Feb
20
BPD and the Pathological Self Critic
Filed Under General
In a book entitled Self Esteem, Mathew Mckay, PhD and Patrick Fanning write indepth about disarming what they call “The Critic”, a name they assign to that voice in one’s head that is always populating negative, self loathing, and self critical thoughts.
McKay and Fanning offer a very insightful view of “The Critic” and believe in order to get rid of this voice’s negative self talk, it must be disarmed.
Though the authors do not get into specific mental illnesses in their book, it is easy to draw parallels between their analysis of negative self talk and the low self esteem factor that comes with BPD.
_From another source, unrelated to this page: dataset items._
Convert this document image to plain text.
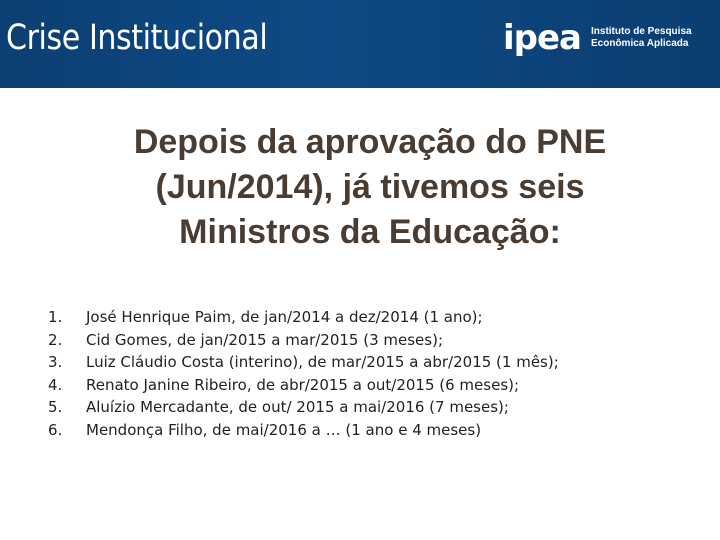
Crise Institucional	ipea Instituto de Pesquisa
Econômica Aplicada
Depois da aprovação do PNE
(Jun/2014), já tivemos seis
Ministros da Educação:
1.	José Henrique Paim, de jan/2014 a dez/2014 (1 ano);
2.	Cid Gomes, de jan/2015 a mar/2015 (3 meses);
3.	Luiz Cláudio Costa (interino), de mar/2015 a abr/2015 (1 mês);
4.	Renato Janine Ribeiro, de abr/2015 a out/2015 (6 meses);
5.	Aluízio Mercadante, de out/ 2015 a mai/2016 (7 meses);
6.	Mendonça Filho, de mai/2016 a … (1 ano e 4 meses)
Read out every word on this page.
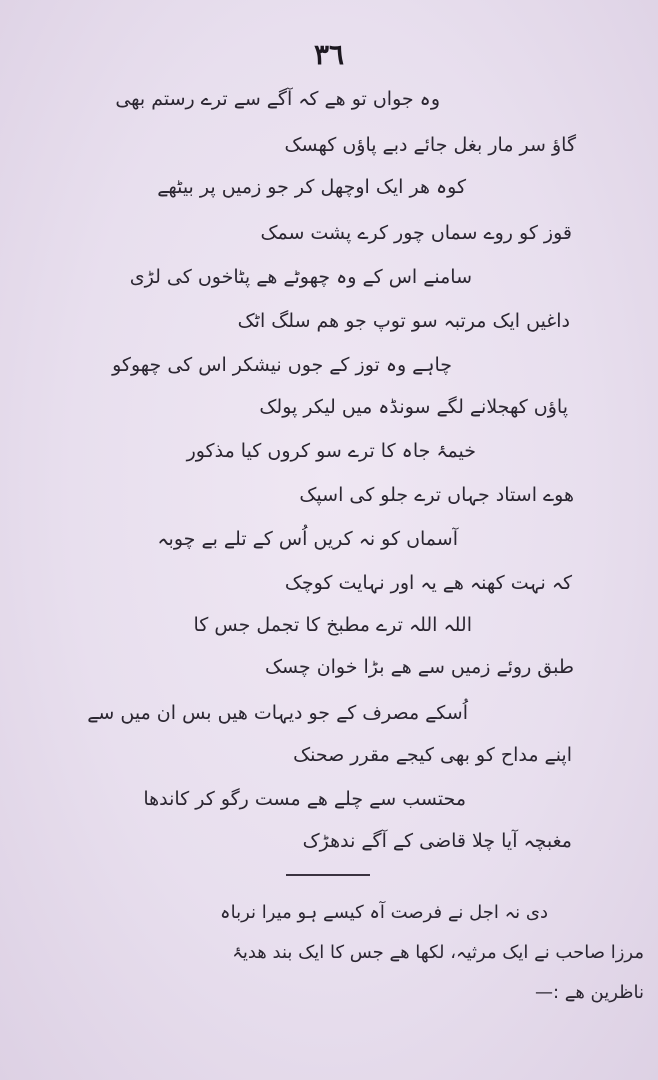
٣٦
وہ جواں تو ھے کہ آگے سے ترے رستم بھی
گاؤ سر مار بغل جائے دبے پاؤں کھسک
کوہ ھر ایک اوچھل کر جو زمیں پر بیٹھے
قوز کو روے سماں چور کرے پشت سمک
سامنے اس کے وہ چھوٹے ھے پٹاخوں کی لڑی
داغیں ایک مرتبہ سو توپ جو ھم سلگ اٹک
چاہے وہ توز کے جوں نیشکر اس کی چھوکو
پاؤں کھجلانے لگے سونڈہ میں لیکر پولک
خیمۂ جاہ کا ترے سو کروں کیا مذکور
ھوے استاد جہاں ترے جلو کی اسپک
آسماں کو نہ کریں اُس کے تلے بے چوبہ
کہ نہت کھنہ ھے یہ اور نہایت کوچک
اللہ اللہ ترے مطبخ کا تجمل جس کا
طبق روئے زمیں سے ھے بڑا خوان چسک
اُسکے مصرف کے جو دیہات ھیں بس ان میں سے
اپنے مداح کو بھی کیجے مقرر صحنک
محتسب سے چلے ھے مست رگو کر کاندھا
مغبچہ آیا چلا قاضی کے آگے ندھڑک
دی نہ اجل نے فرصت آہ کیسے ہو میرا نرباہ
مرزا صاحب نے ایک مرثیہ، لکھا ھے جس کا ایک بند ھدیۂ
ناظرین ھے :—
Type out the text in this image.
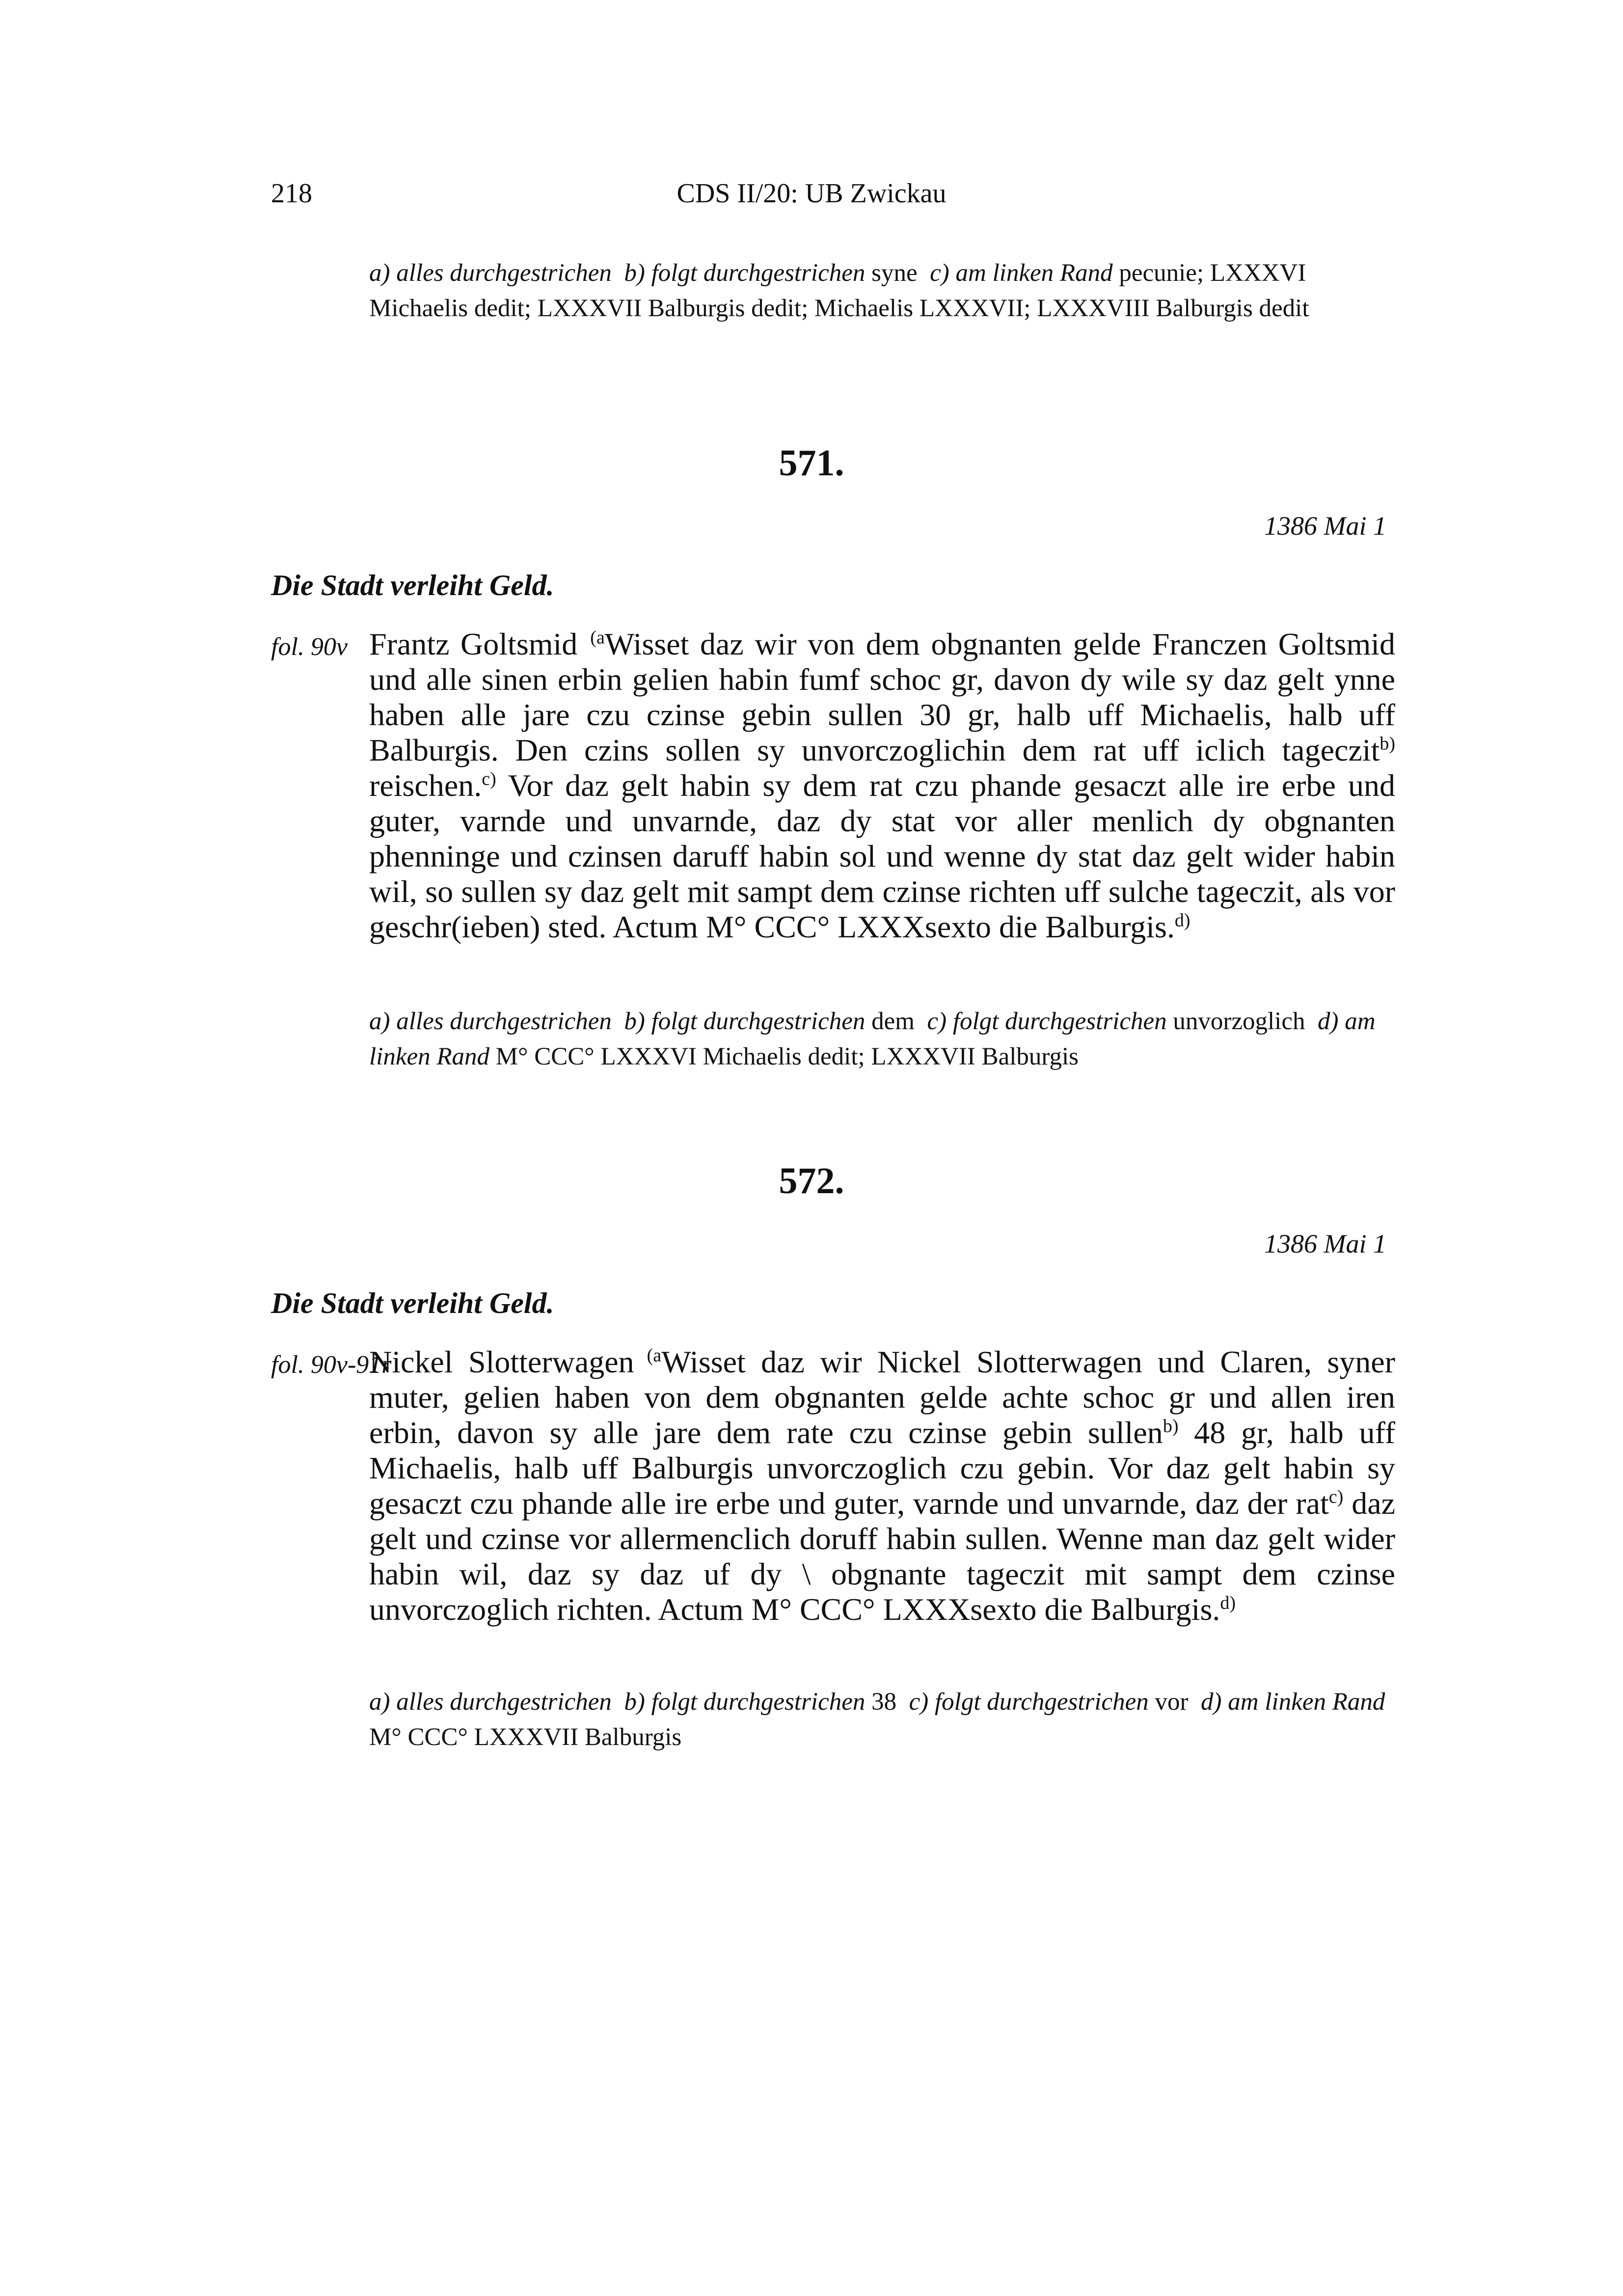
218	CDS II/20: UB Zwickau
a) alles durchgestrichen b) folgt durchgestrichen syne c) am linken Rand pecunie; LXXXVI Michaelis dedit; LXXXVII Balburgis dedit; Michaelis LXXXVII; LXXXVIII Balburgis dedit
571.
1386 Mai 1
Die Stadt verleiht Geld.
fol. 90v Frantz Goltsmid $^{(a}$Wisset daz wir von dem obgnanten gelde Franczen Goltsmid und alle sinen erbin gelien habin fumf schoc gr, davon dy wile sy daz gelt ynne haben alle jare czu czinse gebin sullen 30 gr, halb uff Michaelis, halb uff Balburgis. Den czins sollen sy unvorczoglichin dem rat uff iclich tageczit$^{b)}$ reischen.$^{c)}$ Vor daz gelt habin sy dem rat czu phande gesaczt alle ire erbe und guter, varnde und unvarnde, daz dy stat vor aller menlich dy obgnanten phenninge und czinsen daruff habin sol und wenne dy stat daz gelt wider habin wil, so sullen sy daz gelt mit sampt dem czinse richten uff sulche tageczit, als vor geschr(ieben) sted. Actum M° CCC° LXXXsexto die Balburgis.$^{d)}$
a) alles durchgestrichen b) folgt durchgestrichen dem c) folgt durchgestrichen unvorzoglich d) am linken Rand M° CCC° LXXXVI Michaelis dedit; LXXXVII Balburgis
572.
1386 Mai 1
Die Stadt verleiht Geld.
fol. 90v-91r
Nickel Slotterwagen $^{(a}$Wisset daz wir Nickel Slotterwagen und Claren, syner muter, gelien haben von dem obgnanten gelde achte schoc gr und allen iren erbin, davon sy alle jare dem rate czu czinse gebin sullen$^{b)}$ 48 gr, halb uff Michaelis, halb uff Balburgis unvorczoglich czu gebin. Vor daz gelt habin sy gesaczt czu phande alle ire erbe und guter, varnde und unvarnde, daz der rat$^{c)}$ daz gelt und czinse vor allermenclich doruff habin sullen. Wenne man daz gelt wider habin wil, daz sy daz uf dy \ obgnante tageczit mit sampt dem czinse unvorczoglich richten. Actum M° CCC° LXXXsexto die Balburgis.$^{d)}$
a) alles durchgestrichen b) folgt durchgestrichen 38 c) folgt durchgestrichen vor d) am linken Rand M° CCC° LXXXVII Balburgis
For me, the voice is absolutely abusive: bad memories, criticisms, and unpleasant thoughts constantly fill my head. McKay and Fanning talk about one’s self esteem “going through a cuisnart” (food processor) when “The Critic” is at its best.
Here are a few examples of how my critic abuses me:
1.) When in social situations, the critic puts me down and offers thoughts that I am boring, unattractive, unexciting, and not worthy of being around others.
2.) When my mind wanders, the critic rear’s its ugly head taking on various forms of people, places, and events that were traumatic and negative for me. In other words, when I just want to sit and relax, the critic starts instant replays of events that were painful.
3.) When in a situation where I am performing a task, such as attempting to compete in a tough athletic contest, taking academic exams, or playing an instrument in front of a crowd, the critic downs me so much that I lose concentration and completely blow my performance. This causes me great pain, because when I am alone, practicing my various tasks, I do them fine; but when the time comes to put it all out on the line, I choke, screw up, and end up with disappointing results.
4.) When trying to motivate myself to do something, ie. workout, create websites, clean my apartment, get out of the house, or socialize, the critic always uses negative voices to motivate me. In other words, instead of building me up and making me feel good about myself, the critic motivates me with negative self talk and replays of past painful events. Yes, the critic does succeed and getting me to do the task, but the enjoyment and self fulfilling aspects of going about the business of life are completely muffled and lost.
Those with BPD have harsh, awful, and cruel critical voices.
To make mine go away, I try to use some of the strategies described by McKay and Fanning in their book, but sometimes those are just not enough.
This is one aspect of BPD that troubles me: When will these awful voices that in the long run only serve to hurt and ruin me be silent?
What will it take to actually believe in myself and be confident?